An Open World
October 30, 2023

The Rains Retreat ended this morning at dawn. And in Thailand, today is the day they call Taak Baat Thewo or, in Pali, Devorohana. The story goes—and this is a story that comes from after the Canon—that the Buddha spent an entire Rains up in one of the heavens teaching his mother who had passed away when he was only a few days old and now was a deva up there. He spent the whole Rains Retreat teaching his mother. Then, after the Rains Retreat, he came down a jeweled stairway escorted by devas and brahmas.

People who had been deprived of the opportunity to make merit with the Buddha, to put food in his bowl during the Rains, learned that that was where he was coming to a place called Sankassa. So as he came down the stairway, people thronged around. He started his alms round, and the crowd was so great that people started taking their rice and wrapping it up in leaves, like the rice wrapped in leaves we had this morning, and threw it at him to get in his bowl. It’s not a very inspiring sight, but apparently it landed safely in his bowl. So ever since then, there’s been this tradition that this is the day that people come and make merit.

A special feature of that day was that, as the Buddha was coming down that stairway, the world opened up. This is why it’s called devorohana—orohana means opening, and the devas inspired it. The world opened up so that everybody on all the different levels of the cosmos could see one another. The punishments in hell stopped for just a moment. The devas up in heaven could see the hells. The hell beings could see the devas. Human beings could see the devas and the hell beings and all the other levels of beings there were.

You can imagine the impact that would have on people. We hear about rebirth, we hear about the different levels of the cosmos, but as long as we haven’t had evidence of our own, there’s going to always be an element of doubt about these things. So you can imagine what it would be like if the Earth opened up, and you could see the levels of hell, the skies opened up, and you could see all the different levels of heaven, how people would behave differently. They would take their actions a lot more seriously, realizing that their actions have consequences. You can’t just kill somebody and get away with it.

Some people figure out that they’re powerful enough that they can lie, they can steal, they can cheat, they can kill all kinds of beings and get away with it somehow. But if they could see that, no, nobody gets away with things like that—even the most powerful people can’t get away with things like that—people would behave themselves a lot better.

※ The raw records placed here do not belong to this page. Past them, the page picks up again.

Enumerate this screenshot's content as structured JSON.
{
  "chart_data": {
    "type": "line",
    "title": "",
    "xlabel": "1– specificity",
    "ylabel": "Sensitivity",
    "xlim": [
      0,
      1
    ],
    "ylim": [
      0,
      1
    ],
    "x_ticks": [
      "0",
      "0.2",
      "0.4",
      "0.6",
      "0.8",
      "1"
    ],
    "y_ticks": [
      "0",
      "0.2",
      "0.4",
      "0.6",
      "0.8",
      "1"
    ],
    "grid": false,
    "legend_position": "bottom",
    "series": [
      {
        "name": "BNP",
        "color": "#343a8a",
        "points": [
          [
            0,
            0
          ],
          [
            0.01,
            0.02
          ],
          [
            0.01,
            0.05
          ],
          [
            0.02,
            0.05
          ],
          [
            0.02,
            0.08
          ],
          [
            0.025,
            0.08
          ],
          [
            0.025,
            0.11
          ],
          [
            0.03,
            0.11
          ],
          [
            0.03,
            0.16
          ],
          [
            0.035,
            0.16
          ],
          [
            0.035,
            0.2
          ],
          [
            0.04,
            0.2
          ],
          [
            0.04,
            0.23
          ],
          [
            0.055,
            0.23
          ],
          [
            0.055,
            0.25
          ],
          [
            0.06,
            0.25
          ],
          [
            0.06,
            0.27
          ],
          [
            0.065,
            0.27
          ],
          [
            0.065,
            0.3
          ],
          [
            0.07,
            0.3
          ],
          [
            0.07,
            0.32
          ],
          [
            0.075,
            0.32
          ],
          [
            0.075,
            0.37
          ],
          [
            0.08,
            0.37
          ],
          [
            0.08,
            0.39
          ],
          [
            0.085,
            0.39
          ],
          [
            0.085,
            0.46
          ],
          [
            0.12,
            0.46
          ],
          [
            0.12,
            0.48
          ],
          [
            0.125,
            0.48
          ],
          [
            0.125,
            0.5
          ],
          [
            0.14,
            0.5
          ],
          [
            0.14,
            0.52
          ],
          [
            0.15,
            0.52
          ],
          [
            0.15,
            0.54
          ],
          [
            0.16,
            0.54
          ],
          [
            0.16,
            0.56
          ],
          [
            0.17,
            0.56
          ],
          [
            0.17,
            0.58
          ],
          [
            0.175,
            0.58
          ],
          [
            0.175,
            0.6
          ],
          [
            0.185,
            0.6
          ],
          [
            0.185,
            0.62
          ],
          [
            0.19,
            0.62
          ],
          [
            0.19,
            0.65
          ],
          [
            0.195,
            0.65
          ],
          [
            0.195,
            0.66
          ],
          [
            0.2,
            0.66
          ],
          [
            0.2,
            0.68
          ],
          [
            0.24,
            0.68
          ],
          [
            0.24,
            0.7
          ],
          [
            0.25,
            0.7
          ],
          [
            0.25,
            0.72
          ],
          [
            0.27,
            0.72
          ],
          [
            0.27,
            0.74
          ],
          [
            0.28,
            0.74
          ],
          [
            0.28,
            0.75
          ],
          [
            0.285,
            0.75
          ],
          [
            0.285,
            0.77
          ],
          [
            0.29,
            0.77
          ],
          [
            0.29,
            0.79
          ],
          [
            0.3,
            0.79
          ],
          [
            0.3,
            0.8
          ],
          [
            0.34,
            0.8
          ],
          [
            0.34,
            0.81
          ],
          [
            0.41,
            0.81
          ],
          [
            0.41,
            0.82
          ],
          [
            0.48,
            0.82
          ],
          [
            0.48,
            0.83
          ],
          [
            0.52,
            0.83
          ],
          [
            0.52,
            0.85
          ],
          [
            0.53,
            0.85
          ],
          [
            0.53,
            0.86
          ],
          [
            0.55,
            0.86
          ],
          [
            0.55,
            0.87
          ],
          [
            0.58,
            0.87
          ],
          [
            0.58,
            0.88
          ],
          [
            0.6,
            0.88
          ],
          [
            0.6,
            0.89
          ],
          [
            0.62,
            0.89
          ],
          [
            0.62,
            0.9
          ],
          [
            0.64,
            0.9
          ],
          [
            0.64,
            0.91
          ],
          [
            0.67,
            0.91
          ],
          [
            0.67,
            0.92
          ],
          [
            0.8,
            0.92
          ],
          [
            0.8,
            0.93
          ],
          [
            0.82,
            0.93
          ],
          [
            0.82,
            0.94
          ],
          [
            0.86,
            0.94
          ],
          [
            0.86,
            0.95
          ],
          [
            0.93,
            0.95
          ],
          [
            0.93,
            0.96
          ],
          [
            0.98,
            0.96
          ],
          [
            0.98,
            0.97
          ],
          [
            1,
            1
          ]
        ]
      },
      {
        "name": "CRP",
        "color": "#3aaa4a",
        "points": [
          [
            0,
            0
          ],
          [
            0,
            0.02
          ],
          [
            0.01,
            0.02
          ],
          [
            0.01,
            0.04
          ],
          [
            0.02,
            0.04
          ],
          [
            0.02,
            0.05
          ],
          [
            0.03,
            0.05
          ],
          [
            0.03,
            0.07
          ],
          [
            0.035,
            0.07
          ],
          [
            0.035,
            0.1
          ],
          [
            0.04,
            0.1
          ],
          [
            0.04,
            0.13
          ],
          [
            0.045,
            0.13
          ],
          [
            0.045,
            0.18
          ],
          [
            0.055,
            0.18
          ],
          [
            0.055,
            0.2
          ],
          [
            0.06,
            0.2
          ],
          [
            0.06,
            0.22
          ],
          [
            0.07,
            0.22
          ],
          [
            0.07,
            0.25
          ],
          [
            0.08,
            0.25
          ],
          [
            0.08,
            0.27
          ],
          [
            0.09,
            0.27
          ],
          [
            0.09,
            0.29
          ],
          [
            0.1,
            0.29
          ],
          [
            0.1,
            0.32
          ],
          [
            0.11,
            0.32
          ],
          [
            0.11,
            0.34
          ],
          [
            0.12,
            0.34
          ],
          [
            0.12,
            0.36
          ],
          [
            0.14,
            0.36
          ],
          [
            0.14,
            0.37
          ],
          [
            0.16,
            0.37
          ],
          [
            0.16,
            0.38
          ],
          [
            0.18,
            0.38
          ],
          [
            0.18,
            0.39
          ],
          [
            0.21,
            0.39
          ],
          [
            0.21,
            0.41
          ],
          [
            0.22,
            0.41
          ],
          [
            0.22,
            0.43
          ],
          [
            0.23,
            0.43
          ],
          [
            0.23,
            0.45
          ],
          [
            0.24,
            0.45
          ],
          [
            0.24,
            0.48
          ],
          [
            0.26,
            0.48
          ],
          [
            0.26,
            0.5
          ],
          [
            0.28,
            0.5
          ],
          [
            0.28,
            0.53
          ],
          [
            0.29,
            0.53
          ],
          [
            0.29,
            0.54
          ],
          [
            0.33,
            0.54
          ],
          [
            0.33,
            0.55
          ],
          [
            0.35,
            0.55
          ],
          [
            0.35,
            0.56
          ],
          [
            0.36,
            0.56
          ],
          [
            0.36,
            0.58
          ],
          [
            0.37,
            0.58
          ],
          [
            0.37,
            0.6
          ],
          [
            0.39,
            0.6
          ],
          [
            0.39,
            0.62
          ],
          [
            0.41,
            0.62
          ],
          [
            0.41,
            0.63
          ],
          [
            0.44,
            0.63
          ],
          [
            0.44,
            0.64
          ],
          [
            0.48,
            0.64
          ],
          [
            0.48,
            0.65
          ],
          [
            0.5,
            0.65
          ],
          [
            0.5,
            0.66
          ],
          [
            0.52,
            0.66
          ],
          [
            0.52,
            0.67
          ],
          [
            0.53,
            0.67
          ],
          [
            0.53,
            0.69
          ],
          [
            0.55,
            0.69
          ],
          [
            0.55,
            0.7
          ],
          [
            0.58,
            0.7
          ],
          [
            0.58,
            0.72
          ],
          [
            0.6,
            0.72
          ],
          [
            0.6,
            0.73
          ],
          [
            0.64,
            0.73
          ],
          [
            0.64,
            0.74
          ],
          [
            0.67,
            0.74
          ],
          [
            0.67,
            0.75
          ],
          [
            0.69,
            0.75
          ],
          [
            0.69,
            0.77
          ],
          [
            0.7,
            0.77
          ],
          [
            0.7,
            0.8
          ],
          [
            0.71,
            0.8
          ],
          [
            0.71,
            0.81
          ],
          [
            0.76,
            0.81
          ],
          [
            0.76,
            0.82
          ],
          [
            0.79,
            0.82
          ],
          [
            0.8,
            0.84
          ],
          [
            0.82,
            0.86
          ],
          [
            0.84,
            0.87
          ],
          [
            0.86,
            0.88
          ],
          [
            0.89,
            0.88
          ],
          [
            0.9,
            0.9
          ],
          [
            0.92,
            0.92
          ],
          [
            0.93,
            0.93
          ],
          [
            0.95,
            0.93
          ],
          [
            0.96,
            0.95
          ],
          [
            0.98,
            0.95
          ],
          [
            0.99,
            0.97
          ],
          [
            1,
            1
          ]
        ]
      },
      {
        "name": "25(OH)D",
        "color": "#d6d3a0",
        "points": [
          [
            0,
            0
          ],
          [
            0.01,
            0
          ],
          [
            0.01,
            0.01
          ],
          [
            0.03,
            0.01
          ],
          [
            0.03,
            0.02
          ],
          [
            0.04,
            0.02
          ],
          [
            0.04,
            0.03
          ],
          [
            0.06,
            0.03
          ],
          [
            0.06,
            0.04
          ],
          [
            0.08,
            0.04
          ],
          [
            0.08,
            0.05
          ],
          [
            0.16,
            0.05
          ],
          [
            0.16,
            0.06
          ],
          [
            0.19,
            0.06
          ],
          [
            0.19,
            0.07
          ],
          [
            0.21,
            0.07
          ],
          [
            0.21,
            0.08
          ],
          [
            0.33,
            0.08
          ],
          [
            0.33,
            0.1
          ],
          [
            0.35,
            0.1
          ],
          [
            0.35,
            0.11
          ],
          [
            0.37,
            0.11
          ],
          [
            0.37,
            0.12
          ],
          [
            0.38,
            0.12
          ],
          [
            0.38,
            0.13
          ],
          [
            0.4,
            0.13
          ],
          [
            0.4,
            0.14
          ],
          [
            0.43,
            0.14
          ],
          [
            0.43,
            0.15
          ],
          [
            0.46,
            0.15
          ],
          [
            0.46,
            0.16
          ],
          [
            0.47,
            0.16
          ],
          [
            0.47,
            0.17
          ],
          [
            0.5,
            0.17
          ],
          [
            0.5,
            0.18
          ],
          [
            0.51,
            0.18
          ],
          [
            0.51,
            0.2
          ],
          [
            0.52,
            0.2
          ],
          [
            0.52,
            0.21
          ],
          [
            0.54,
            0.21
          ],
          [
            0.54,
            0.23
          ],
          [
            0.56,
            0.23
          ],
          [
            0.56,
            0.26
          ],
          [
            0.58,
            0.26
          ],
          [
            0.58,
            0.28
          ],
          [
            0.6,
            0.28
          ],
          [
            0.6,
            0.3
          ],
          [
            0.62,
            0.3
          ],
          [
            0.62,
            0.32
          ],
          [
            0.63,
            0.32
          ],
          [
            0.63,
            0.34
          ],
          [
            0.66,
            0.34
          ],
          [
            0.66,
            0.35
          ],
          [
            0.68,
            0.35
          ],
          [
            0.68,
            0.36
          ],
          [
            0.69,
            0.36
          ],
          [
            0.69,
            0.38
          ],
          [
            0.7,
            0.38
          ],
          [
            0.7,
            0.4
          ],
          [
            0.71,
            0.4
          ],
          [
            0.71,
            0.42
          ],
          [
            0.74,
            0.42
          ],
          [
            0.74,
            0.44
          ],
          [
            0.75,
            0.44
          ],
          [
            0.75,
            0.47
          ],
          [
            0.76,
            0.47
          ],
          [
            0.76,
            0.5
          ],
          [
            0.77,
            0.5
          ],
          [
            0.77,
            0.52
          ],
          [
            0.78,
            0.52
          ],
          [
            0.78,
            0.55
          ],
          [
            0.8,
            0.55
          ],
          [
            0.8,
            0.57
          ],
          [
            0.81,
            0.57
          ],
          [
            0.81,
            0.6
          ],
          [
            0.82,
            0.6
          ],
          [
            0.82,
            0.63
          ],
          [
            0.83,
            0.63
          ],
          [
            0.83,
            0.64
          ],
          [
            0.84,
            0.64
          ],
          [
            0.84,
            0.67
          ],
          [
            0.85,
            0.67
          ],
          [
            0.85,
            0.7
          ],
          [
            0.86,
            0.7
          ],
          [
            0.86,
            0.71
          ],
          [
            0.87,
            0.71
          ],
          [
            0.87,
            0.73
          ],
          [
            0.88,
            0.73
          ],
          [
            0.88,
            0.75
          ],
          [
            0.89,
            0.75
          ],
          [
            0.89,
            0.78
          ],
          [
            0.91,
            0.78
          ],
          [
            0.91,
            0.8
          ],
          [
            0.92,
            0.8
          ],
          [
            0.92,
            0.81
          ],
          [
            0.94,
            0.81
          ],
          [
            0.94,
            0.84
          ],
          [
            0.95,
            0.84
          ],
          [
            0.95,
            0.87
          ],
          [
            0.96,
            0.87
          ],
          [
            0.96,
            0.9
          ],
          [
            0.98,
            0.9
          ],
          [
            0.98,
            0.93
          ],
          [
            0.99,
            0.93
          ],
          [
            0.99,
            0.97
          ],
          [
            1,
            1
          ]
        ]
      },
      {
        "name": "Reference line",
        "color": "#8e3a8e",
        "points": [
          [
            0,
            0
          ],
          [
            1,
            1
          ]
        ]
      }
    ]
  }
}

This is why the Buddha said that even though he couldn’t prove to people that there were other levels of being, it would be for their own benefit to take that on as a working hypothesis. He didn’t use the word working hypothesis, but he said basically have conviction in this principle. Give it a try, realizing that if you believe in these things, you’re going to behave a lot better. You become a better person.

Years back, I commented to a person who was in one of those clubs where people get together to discuss how they would live their life if they had only one more year. They get together and discuss what’s important in their lives, what’s not important in their lives, and how to make more room for what’s really important. I said, how about getting together to see how they would live one year if the really believed in rebirth and karma. How would that change their behavior?

The following year after that, I met this person again, and he said, “When you said that last year, I really resisted it. So I looked into my resistance, and I realized that if I believed in rebirth and believed in karma, I’d have to behave a lot better. I’d have to become a better person.” Which is one of the reasons why the Buddha taught these things. We become better people if we take our actions seriously.

So think of the world being opened up so that you could see all the levels of being, and then act in line with the insight that you would gain that way. That way you can take this story and get some use from it.

Now, it is a story. As I said doesn’t come from the Canon—it comes from later, but there is some evidence that it was believed in the time of King Asoka. The spot where the Buddha supposedly came down in Sankassa has an Asokan pillar to commemorate the event. But even though the story comes later, we can take it and get some use out of it, thinking about if the world were to open up and you could see all the levels of being, how would that change your behavior? How would that change your life? If you feel that would make a change for the better, okay, do that change for the better. That’s how we benefit from stories like this.